Britain's most senior Roman Catholic cleric says he believes priests should be able to marry if they wish to do so.

Scottish Catholic leader Cardinal Keith O'Brien, who will help elect the next Pope, told the BBC on Friday it was clear many priests struggled to cope with celibacy, and they should be free to marry and have children if they so desire.

Made a cardinal by the late Pope John Paul II 10 years ago, the 74-year-old O'Brien will be part of the conclave that chooses the next Pope.

Only the third cardinal since the Reformation to be made a cardinal, he spoke of his surprise at the resignation of Benedict XVI, who will step down on Feb. 28.

O'Brien said he was open to the new pope coming from outside of Europe.

In his interview with BBC Scotland, O'Brien said some issues such as abortion and euthanasia are "basic dogmatic beliefs" of "divine origin" which the Church could never accept.

But Cardinal O'Brien, who is the Archbishop of St. Andrews and Edinburgh, said it would be within the scope of the new pope to consider whether the Catholic Church should change its stance on other issues, which were not of divine origin.

"For example the celibacy of the clergy, whether priests should marry - Jesus didn't say that.
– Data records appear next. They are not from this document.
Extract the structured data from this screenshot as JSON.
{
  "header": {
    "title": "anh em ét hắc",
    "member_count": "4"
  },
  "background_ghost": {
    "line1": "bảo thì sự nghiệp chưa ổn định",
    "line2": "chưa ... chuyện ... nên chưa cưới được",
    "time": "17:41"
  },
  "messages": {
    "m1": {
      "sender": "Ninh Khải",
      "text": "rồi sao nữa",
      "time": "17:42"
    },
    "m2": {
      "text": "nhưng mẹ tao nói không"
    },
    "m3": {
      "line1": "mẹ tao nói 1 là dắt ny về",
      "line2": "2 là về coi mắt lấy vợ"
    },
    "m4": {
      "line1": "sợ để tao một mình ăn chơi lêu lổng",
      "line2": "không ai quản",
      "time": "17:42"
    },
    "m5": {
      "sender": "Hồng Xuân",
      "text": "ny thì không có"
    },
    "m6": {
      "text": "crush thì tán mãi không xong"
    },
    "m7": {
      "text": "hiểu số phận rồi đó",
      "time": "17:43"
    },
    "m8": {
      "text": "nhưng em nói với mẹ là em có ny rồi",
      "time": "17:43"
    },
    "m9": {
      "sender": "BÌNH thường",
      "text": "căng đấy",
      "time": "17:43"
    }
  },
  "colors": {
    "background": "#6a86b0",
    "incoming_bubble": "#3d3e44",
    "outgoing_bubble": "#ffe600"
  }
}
"There was a time when priests got married, and of course we know at the present time in some branches of the church - in some branches of the Catholic church - priests can get married, so that is obviously not of divine of origin and it could get discussed again."

The rule of celibacy is not a Catholic doctrine and could be changed by the next pope. There are some married priests in the church, such as those who have converted from Anglicism, not bound by the rules of celibacy.

Like many Scottish Catholics, O'Brien has Irish roots. He was born in Ballycastle, Co. Antrim, in 1938 on St Patrick's Day, but as a young child moved with his family to Scotland, where his father served with Britain's Royal Navy.

He noted, "In my time there was no choice and you didn't really consider it too much, it was part of being a priest. When I was a young boy, the priest didn't get married and that was it.

"I would be very happy if others had the opportunity of considering whether or not they could or should get married.

"It is a free world and I realise that many priests have found it very difficult to cope with celibacy as they lived out their priesthood and felt the need of a companion, of a woman, to whom they could get married and raise a family of their own."

It was not the first time Cardinal O'Brien had spoken of his view that the church would one day accept married priests. In 2005, he told the Catholic Times: "Having seen something of the apostolate of married deacons, I can foresee the day when there will be married priests."

He is however, adamant in stating the church opposition to same-sex marriage.

But, he acquired a reputation as a liberal Catholic prior to becoming a cardinal. In 2002, he said he said he would have 'no problems with celibacy withering away," adding: "There is no great theological argument against celibacy ending, nor any theological problem with it ending at all."